The National Treasury Employees Union references CBP agents in the campaign.

The National Treasury Employees Union references CBP agents in the campaign. CBP via NTEU

Union Wants to Change the Conversation On Federal Employees

Ad campaign ‘They Work for U.S.’ is aimed at countering fed-bashing.

Television  and radio audiences across the country will soon encounter an array of 30- and 60-second public service spots designed to “change the conversation about federal workers,” the goal of a $40,000 one-year campaign launched on Wednesday by the National Treasury Employees Union.

Last October’s 16-day government shutdown “gave Americans a glimpse of what life would look like without federal workers, and what they saw was not a pretty picture,” NTEU National President Colleen Kelley told a gathering of reporters as the ad campaign was released. “But that ended, and now it’s time to put front and center” what federal workers do “to connect the dots” that the public isn’t always aware of, she said.

The ads feature agency employees who are NTEU members invoking the theme “They work for U.S.” (as in, the United States and “us”). Rotating among agency missions, the spokespeople for the ads proclaim, “Without us,….tax cheats would never pay their fair share…Terrorists and contraband would enter the U.S….American lakes and rivers would be polluted.” Another batch of ads builds on the theme “We Protect.”

The campaign comes now because “there’s a lot of danger signs we’re headed in the wrong direction,” Kelley said, citing the three-year pay freeze, now lifted, and other efforts to cut federal pay and benefits.

A recent Government Accountability Office report showed 10 agencies are operating with reduced staffs -- the Internal Revenue Service, in particular, Kelley said, has lost 10,000 employees in the past several years and cut its training budget 87 percent. GAO also found that federal pay hikes are below the inflation rate, which “represents a decline in the standard of living for employees striving to maintain a middle-class lifestyle,” she added. There’s also a spike in federal retirements, although the Office of Personnel Management received 2,617 fewer new retirement claims than it expected to last month, and roughly 5,000 fewer new applications in January 2014 than in January 2013. “Many agencies are in decline, and the downward spiral has to stop,” Kelley said.
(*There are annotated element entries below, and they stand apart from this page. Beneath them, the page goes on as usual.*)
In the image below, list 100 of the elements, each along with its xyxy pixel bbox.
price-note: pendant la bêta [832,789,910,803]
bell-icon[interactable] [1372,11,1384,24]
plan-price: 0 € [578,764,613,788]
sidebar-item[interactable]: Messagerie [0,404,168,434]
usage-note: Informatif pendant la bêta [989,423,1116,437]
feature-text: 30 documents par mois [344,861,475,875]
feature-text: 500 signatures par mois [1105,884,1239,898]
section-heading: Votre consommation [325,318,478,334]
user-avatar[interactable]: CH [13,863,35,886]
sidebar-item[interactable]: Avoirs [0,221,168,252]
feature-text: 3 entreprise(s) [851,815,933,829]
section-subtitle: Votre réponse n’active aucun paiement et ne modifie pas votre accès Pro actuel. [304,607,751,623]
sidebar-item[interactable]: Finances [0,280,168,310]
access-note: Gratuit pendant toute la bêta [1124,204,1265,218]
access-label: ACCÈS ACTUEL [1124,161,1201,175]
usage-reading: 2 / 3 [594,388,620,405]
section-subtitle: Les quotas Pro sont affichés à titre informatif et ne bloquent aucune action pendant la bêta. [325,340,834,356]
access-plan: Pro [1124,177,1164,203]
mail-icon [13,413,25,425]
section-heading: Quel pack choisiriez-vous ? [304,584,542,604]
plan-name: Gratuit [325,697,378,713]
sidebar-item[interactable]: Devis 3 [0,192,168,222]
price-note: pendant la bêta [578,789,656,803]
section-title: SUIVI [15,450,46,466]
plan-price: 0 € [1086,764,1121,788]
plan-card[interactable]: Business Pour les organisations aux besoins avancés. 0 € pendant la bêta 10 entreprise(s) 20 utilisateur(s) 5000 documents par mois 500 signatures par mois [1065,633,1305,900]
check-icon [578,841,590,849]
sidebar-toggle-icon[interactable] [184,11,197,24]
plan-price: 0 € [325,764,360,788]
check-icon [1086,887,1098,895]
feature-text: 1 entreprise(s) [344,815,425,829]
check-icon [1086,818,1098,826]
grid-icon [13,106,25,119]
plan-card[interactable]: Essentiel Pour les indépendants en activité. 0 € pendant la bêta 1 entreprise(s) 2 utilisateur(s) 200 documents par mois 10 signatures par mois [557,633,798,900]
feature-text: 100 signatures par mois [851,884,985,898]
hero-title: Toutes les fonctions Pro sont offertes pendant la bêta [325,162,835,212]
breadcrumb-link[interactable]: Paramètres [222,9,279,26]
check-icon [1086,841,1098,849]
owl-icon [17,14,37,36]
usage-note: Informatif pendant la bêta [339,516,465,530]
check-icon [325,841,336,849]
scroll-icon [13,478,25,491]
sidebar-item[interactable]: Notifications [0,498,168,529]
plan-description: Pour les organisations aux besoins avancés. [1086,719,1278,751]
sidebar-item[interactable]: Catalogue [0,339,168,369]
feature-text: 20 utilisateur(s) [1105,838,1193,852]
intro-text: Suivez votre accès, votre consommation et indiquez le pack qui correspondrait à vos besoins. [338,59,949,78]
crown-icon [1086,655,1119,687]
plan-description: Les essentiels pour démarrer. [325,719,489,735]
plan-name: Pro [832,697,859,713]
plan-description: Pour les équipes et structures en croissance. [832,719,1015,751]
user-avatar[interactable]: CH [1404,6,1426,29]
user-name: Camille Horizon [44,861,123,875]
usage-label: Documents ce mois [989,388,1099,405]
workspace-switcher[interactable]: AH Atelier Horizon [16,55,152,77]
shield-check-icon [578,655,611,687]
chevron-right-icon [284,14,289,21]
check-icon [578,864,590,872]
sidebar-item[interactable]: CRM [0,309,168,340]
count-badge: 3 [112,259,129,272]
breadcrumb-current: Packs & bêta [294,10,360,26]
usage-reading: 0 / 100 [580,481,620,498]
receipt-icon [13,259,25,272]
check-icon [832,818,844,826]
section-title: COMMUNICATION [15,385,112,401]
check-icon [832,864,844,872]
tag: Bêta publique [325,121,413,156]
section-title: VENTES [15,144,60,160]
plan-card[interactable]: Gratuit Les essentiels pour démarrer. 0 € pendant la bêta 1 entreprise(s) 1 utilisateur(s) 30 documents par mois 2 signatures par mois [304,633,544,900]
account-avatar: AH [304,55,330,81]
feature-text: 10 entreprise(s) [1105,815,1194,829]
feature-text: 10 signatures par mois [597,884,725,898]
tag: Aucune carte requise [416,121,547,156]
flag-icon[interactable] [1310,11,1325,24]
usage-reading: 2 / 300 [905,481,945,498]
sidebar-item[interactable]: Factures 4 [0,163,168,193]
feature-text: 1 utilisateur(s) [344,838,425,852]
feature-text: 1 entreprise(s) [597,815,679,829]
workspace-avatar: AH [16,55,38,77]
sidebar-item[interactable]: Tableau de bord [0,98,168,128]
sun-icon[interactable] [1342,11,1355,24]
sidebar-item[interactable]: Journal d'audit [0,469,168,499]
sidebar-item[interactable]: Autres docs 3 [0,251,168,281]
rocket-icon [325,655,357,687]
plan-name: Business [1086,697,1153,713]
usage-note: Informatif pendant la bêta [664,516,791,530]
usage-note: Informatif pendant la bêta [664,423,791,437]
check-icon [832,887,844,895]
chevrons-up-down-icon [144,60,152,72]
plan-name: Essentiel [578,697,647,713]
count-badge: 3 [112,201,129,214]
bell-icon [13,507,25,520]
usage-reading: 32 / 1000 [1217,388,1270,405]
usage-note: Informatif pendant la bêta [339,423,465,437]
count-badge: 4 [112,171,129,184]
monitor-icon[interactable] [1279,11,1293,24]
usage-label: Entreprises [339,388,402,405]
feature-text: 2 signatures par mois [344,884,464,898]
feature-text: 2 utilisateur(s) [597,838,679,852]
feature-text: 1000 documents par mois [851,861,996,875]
The ads will be distributed on thumb drives to NTEU chapters to send to 300 TV and 1,000 radio stations. The campaign is supplemented by a new website offering such information as the number of federal employees in each state. That is designed to “counter the misperception that they’re all in Washington,” Kelley said, noting that 85 percent of feds live and work beyond the Beltway.

“They work for U.S.” is the third such NTEU campaign in the past five years. An evaluation after a year of the union’s similar effort in 2011 found that the spots were viewed 25,000 times and left 292 million audience impressions. Noting that social media allow such campaigns to get bigger each year, the union plans to exploit Facebook and Twitter by encouraging members to relay the messages to families and friends.

The spots will be shared with all 31 NTEU-affiliated agencies as well as OPM and the Office of Management and Budget, Kelley said. The plan is part of a long-term and “positive” NTEU “building blocks” effort, and was not coordinated with any other unions, though NTEU has cooperated with the American Federation of Government Employees in the past, Kelley said.

Nor is the campaign linked to action on any piece of legislation. “The public takes much of federal employees’ work for granted, so we’re trying to break the quiet so the conversation changes to support, rather than the public jumping on the bandwagon of the nonstop attacks of recent years,” Kelley said.

The ads will be followed later in the year by a new Web-based campaign focused on federal careers.

Asked about her outlook for federal employee issues in 2014, Kelley was mildly pessimistic, saying NTEU is “prepared for the worst but hoping for best, given that Congress is in session for fewer days due to the elections.” The recent trend toward early buyouts “is generally bad news because of the funding problems,” she said, though cash-strapped agencies “are doing them surgically, not across the board.” Many agencies are not backfilling jobs, she added, filling one position for every five employees who leave.

Proposals by Republican lawmakers for major cuts in the IRS budget -- which last summer came at the height of the controversy over alleged targeting of primarily conservative nonprofits applying for tax-exempt status -- ignore the fact that IRS brings in four dollars for every dollar in its budget, Kelley said. “The allegations of targeting are convenient and easy, but no one has been found to have done wrong, yet the allegations continue,” she added.

Kelley praised newly installed IRS Commissioner John Koskinen as an advocate who is “open and supportive of front-line employees,” who, she said, are the best source of ideas for improved efficiency.